Linguistics makes me sad. I wish I hadn't chosen it as a major. They already told me that they were getting rid of the damn program because too few students were enrolling for it. I can't develop the desire to learn about this crap. Creative writing seems appealing, but then again I can only take so many professors that climax after reading Fitzgerald. Why did I choose English in the first place? Oh yeah, to help me get into law school. Why law school? Because I went through high school watching Law and Order thinking I'd make a difference in the world. But why English? Cause English majors do well in the LSAT. But why? Because I'm told they understand it better. Do I really want to get into law school? Am I doing it because it will make my parents happy and possibly secure me a job in the future? Am I doing it because I cling on to those high school fantasies of being a lawyer? Will I even make a good lawyer? I thought I wanted to be in the FBI. That was the whole dual credit criminal justice was for, right?

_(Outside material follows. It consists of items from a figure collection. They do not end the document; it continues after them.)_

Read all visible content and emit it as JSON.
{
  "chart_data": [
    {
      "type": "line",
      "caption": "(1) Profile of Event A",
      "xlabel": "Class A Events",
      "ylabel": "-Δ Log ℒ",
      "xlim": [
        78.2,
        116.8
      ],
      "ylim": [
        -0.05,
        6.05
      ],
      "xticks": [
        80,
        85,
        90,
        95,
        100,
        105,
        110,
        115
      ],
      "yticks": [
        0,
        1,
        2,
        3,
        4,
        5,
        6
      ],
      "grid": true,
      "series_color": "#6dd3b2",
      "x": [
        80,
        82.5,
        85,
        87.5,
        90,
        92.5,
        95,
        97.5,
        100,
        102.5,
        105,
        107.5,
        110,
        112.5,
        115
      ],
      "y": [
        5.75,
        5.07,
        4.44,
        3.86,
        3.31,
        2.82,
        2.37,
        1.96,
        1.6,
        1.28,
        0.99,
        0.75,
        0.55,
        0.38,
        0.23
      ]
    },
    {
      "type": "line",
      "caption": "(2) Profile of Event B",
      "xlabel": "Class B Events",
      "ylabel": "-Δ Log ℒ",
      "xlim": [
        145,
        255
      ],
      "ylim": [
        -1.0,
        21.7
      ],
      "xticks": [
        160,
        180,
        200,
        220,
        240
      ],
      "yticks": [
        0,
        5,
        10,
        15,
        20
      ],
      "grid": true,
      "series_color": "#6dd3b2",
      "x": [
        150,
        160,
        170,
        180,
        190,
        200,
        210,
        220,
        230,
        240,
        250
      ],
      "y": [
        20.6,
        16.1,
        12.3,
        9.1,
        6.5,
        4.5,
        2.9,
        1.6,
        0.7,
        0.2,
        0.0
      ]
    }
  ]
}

But then an FBI intern told us that no one really goes crazy over a CJ degree. That's why I thought I wanted to be a lawyer, right? Because, I'm no good in comp sci, accounting, biology, etc. But the FBI likes language majors, too! Yes, that's it. Let's do German. Let's learn German and make a BA out of it. That's it! I'd take Spanish, but I don't like Spanish. Though it would be useful considering where I am. But German, that's something else.
I need a shower.
I wish I had my own computer. Or a laptop.
I don't want to take my History of English final tomorrow. I'd rather cut my protein intake in half. I'm not prepared.
11:00 PM Time to wrap this up and cuddle with my baby.